France | France, Cour administrative d'appel de Lyon, 6ème chambre, 05 août 2021, 20LY00343


Vu la procédure suivante :

Procédure contentieuse antérieure :

Mme D... E... épouse G... a demandé au tribunal administratif de Dijon d'annuler la décision du 3 mai 2019 par laquelle le président du conseil départemental de Saône-et-Loire a rejeté son recours gracieux tendant à ce que soit reconsidérée la décision du 2 août 2018 par laquelle ce président a refusé de faire droit à sa demande de délivrance d'un agrément pour l'enfant mineur, C... B..., recueilli par acte de " kafala ", d'enjoindre au département de Saône-et-Loire de réexaminer la demande d'ac

cueil de cet enfant dans un délai d'un mois à compter de la notification du jugeme...

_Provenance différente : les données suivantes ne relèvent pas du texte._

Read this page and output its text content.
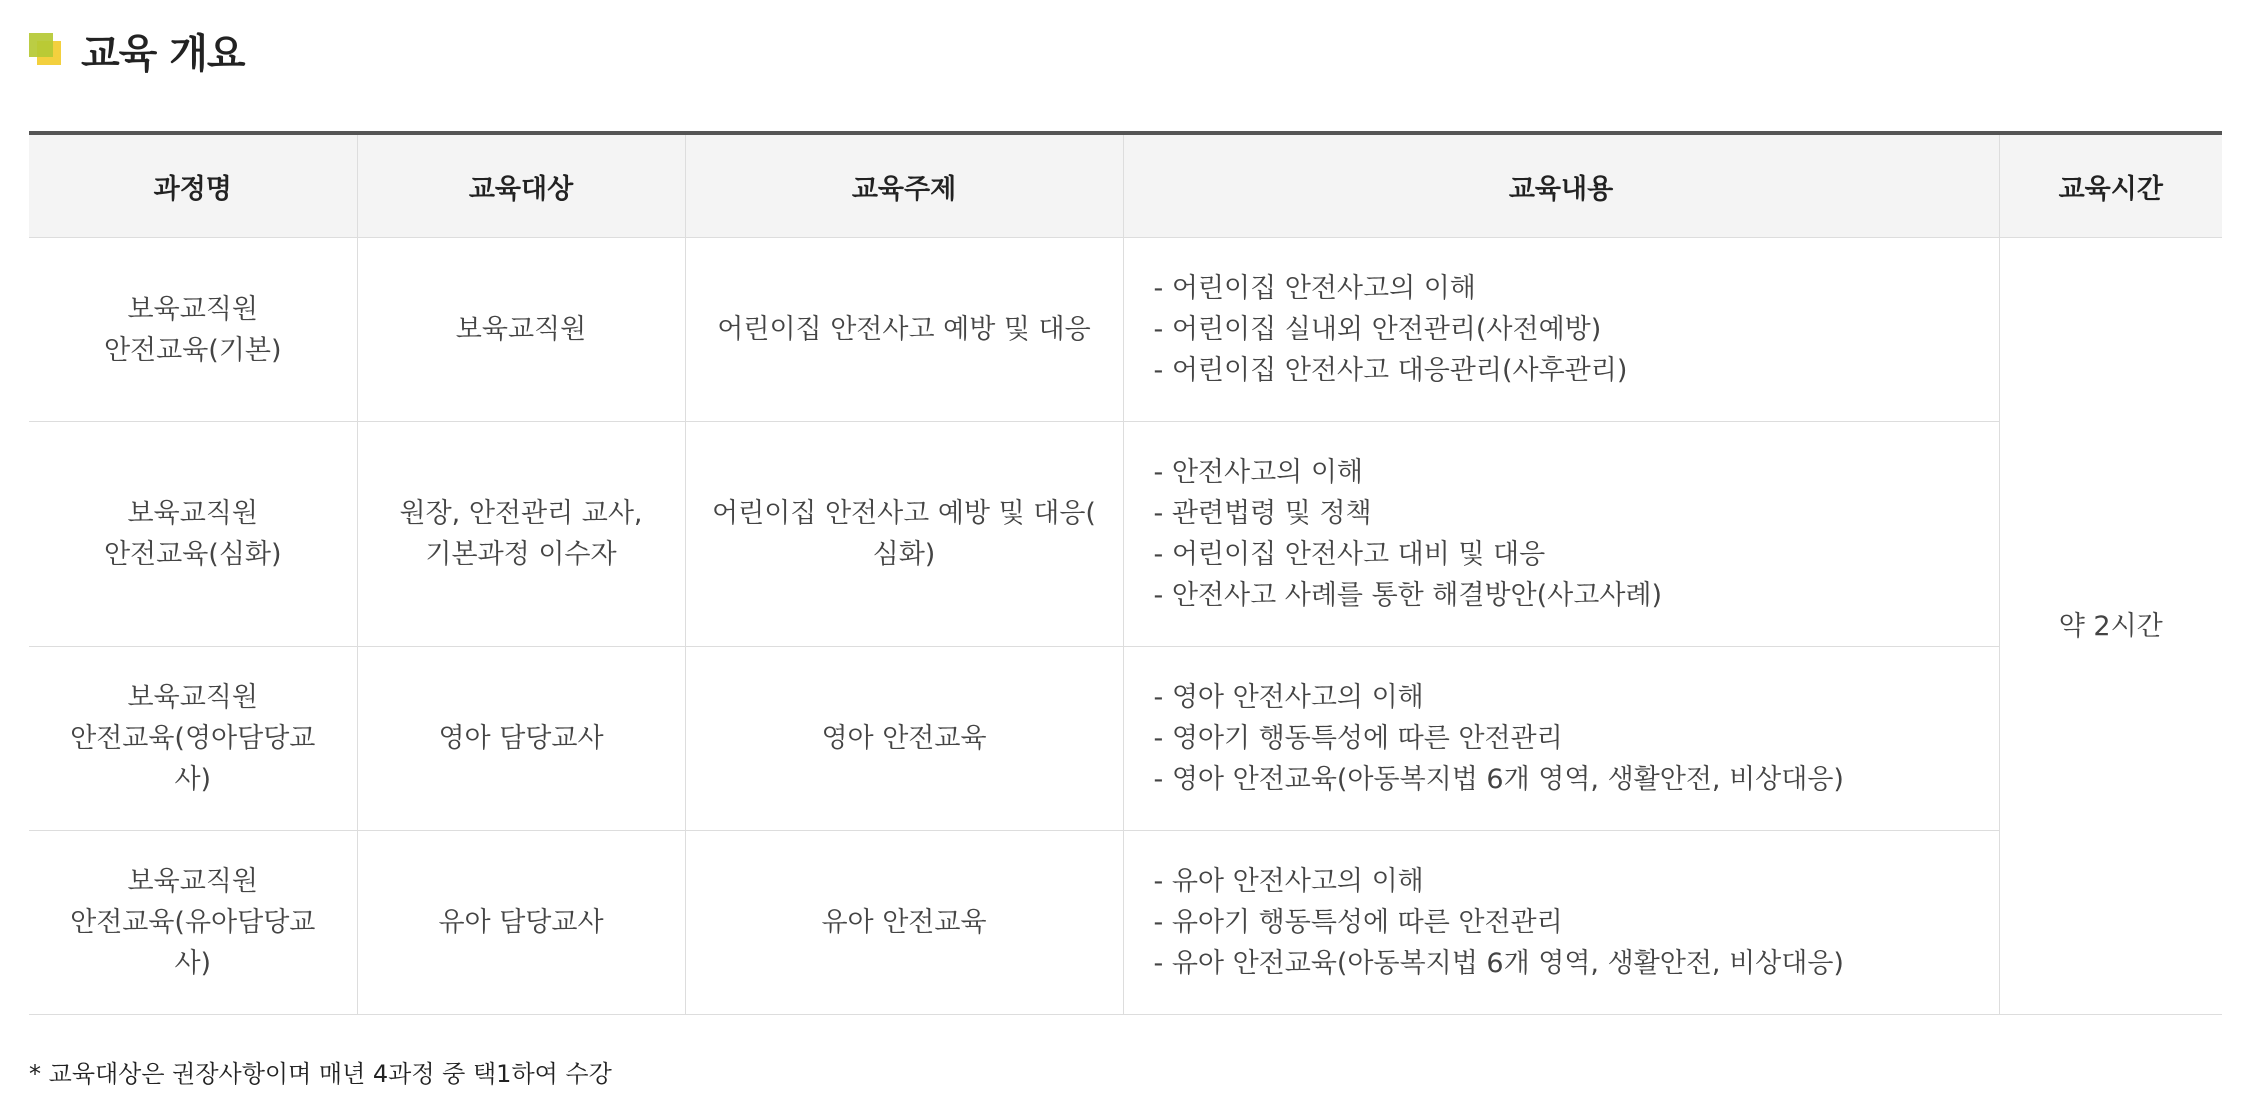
교육 개요
과정명	교육대상	교육주제	교육내용	교육시간

보육교직원
안전교육(기본)	보육교직원	어린이집 안전사고 예방 및 대응	- 어린이집 안전사고의 이해
- 어린이집 실내외 안전관리(사전예방)
- 어린이집 안전사고 대응관리(사후관리)	약 2시간

보육교직원
안전교육(심화)	원장, 안전관리 교사,
기본과정 이수자	어린이집 안전사고 예방 및 대응(
심화)	- 안전사고의 이해
- 관련법령 및 정책
- 어린이집 안전사고 대비 및 대응
- 안전사고 사례를 통한 해결방안(사고사례)	

보육교직원
안전교육(영아담당교
사)	영아 담당교사	영아 안전교육	- 영아 안전사고의 이해
- 영아기 행동특성에 따른 안전관리
- 영아 안전교육(아동복지법 6개 영역, 생활안전, 비상대응)	

보육교직원
안전교육(유아담당교
사)	유아 담당교사	유아 안전교육	- 유아 안전사고의 이해
- 유아기 행동특성에 따른 안전관리
- 유아 안전교육(아동복지법 6개 영역, 생활안전, 비상대응)	
* 교육대상은 권장사항이며 매년 4과정 중 택1하여 수강
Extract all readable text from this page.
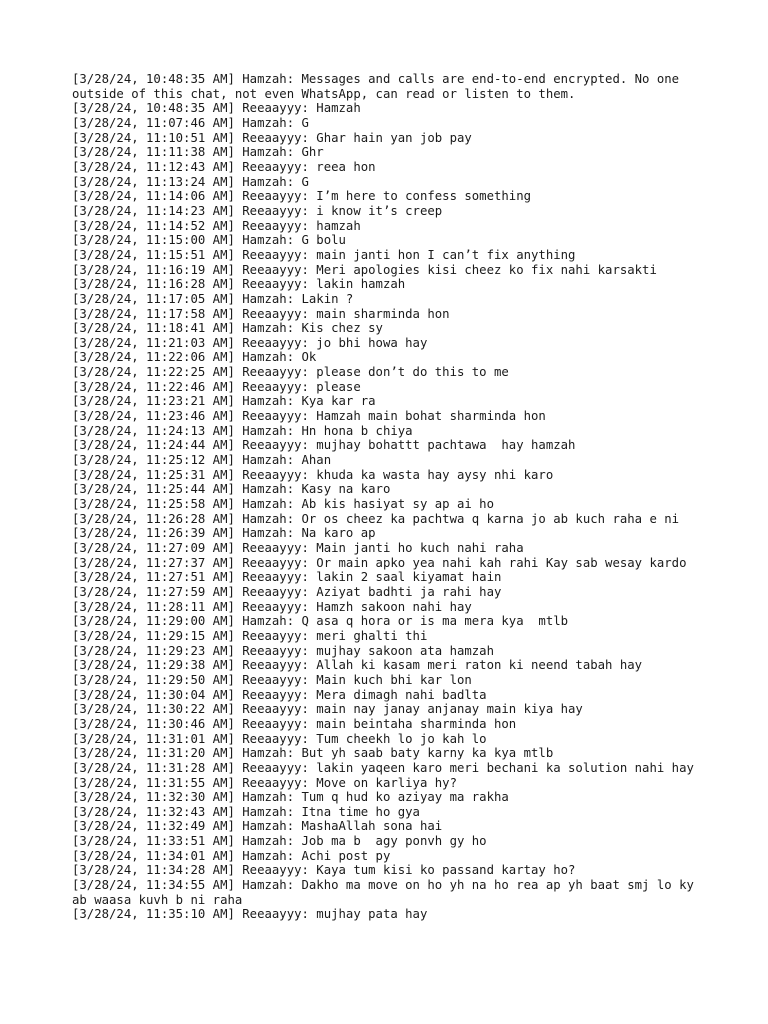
[3/28/24, 10:48:35 AM] Hamzah: Messages and calls are end-to-end encrypted. No one outside of this chat, not even WhatsApp, can read or listen to them.
[3/28/24, 10:48:35 AM] Reeaayyy: Hamzah
[3/28/24, 11:07:46 AM] Hamzah: G
[3/28/24, 11:10:51 AM] Reeaayyy: Ghar hain yan job pay
[3/28/24, 11:11:38 AM] Hamzah: Ghr
[3/28/24, 11:12:43 AM] Reeaayyy: reea hon
[3/28/24, 11:13:24 AM] Hamzah: G
[3/28/24, 11:14:06 AM] Reeaayyy: I’m here to confess something
[3/28/24, 11:14:23 AM] Reeaayyy: i know it’s creep
[3/28/24, 11:14:52 AM] Reeaayyy: hamzah
[3/28/24, 11:15:00 AM] Hamzah: G bolu
[3/28/24, 11:15:51 AM] Reeaayyy: main janti hon I can’t fix anything
[3/28/24, 11:16:19 AM] Reeaayyy: Meri apologies kisi cheez ko fix nahi karsakti
[3/28/24, 11:16:28 AM] Reeaayyy: lakin hamzah
[3/28/24, 11:17:05 AM] Hamzah: Lakin ?
[3/28/24, 11:17:58 AM] Reeaayyy: main sharminda hon
[3/28/24, 11:18:41 AM] Hamzah: Kis chez sy
[3/28/24, 11:21:03 AM] Reeaayyy: jo bhi howa hay
[3/28/24, 11:22:06 AM] Hamzah: Ok
[3/28/24, 11:22:25 AM] Reeaayyy: please don’t do this to me
[3/28/24, 11:22:46 AM] Reeaayyy: please
[3/28/24, 11:23:21 AM] Hamzah: Kya kar ra
[3/28/24, 11:23:46 AM] Reeaayyy: Hamzah main bohat sharminda hon
[3/28/24, 11:24:13 AM] Hamzah: Hn hona b chiya
[3/28/24, 11:24:44 AM] Reeaayyy: mujhay bohattt pachtawa  hay hamzah
[3/28/24, 11:25:12 AM] Hamzah: Ahan
[3/28/24, 11:25:31 AM] Reeaayyy: khuda ka wasta hay aysy nhi karo
[3/28/24, 11:25:44 AM] Hamzah: Kasy na karo
[3/28/24, 11:25:58 AM] Hamzah: Ab kis hasiyat sy ap ai ho
[3/28/24, 11:26:28 AM] Hamzah: Or os cheez ka pachtwa q karna jo ab kuch raha e ni
[3/28/24, 11:26:39 AM] Hamzah: Na karo ap
[3/28/24, 11:27:09 AM] Reeaayyy: Main janti ho kuch nahi raha
[3/28/24, 11:27:37 AM] Reeaayyy: Or main apko yea nahi kah rahi Kay sab wesay kardo
[3/28/24, 11:27:51 AM] Reeaayyy: lakin 2 saal kiyamat hain
[3/28/24, 11:27:59 AM] Reeaayyy: Aziyat badhti ja rahi hay
[3/28/24, 11:28:11 AM] Reeaayyy: Hamzh sakoon nahi hay
[3/28/24, 11:29:00 AM] Hamzah: Q asa q hora or is ma mera kya  mtlb
[3/28/24, 11:29:15 AM] Reeaayyy: meri ghalti thi
[3/28/24, 11:29:23 AM] Reeaayyy: mujhay sakoon ata hamzah
[3/28/24, 11:29:38 AM] Reeaayyy: Allah ki kasam meri raton ki neend tabah hay
[3/28/24, 11:29:50 AM] Reeaayyy: Main kuch bhi kar lon
[3/28/24, 11:30:04 AM] Reeaayyy: Mera dimagh nahi badlta
[3/28/24, 11:30:22 AM] Reeaayyy: main nay janay anjanay main kiya hay
[3/28/24, 11:30:46 AM] Reeaayyy: main beintaha sharminda hon
[3/28/24, 11:31:01 AM] Reeaayyy: Tum cheekh lo jo kah lo
[3/28/24, 11:31:20 AM] Hamzah: But yh saab baty karny ka kya mtlb
[3/28/24, 11:31:28 AM] Reeaayyy: lakin yaqeen karo meri bechani ka solution nahi hay
[3/28/24, 11:31:55 AM] Reeaayyy: Move on karliya hy?
[3/28/24, 11:32:30 AM] Hamzah: Tum q hud ko aziyay ma rakha
[3/28/24, 11:32:43 AM] Hamzah: Itna time ho gya
[3/28/24, 11:32:49 AM] Hamzah: MashaAllah sona hai
[3/28/24, 11:33:51 AM] Hamzah: Job ma b  agy ponvh gy ho
[3/28/24, 11:34:01 AM] Hamzah: Achi post py
[3/28/24, 11:34:28 AM] Reeaayyy: Kaya tum kisi ko passand kartay ho?
[3/28/24, 11:34:55 AM] Hamzah: Dakho ma move on ho yh na ho rea ap yh baat smj lo ky ab waasa kuvh b ni raha
[3/28/24, 11:35:10 AM] Reeaayyy: mujhay pata hay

Vu la procédure suivante :

Procédure contentieuse antérieure :

Mme D... E... épouse G... a demandé au tribunal administratif de Dijon d'annuler la décision du 3 mai 2019 par laquelle le président du conseil départemental de Saône-et-Loire a rejeté son recours gracieux tendant à ce que soit reconsidérée la décision du 2 août 2018 par laquelle ce président a refusé de faire droit à sa demande de délivrance d'un agrément pour l'enfant mineur, C... B..., recueilli par acte de " kafala ", d'enjoindre au département de Saône-et-Loire de réexaminer la demande d'accueil de cet enfant dans un délai d'un mois à compter de la notification du jugement, sous astreinte de 30 euros par jour de retard et de mettre à la charge du département de Saône-et-Loire la somme de 1 200 euros au titre de l'article L. 761-1 du code de justice administrative.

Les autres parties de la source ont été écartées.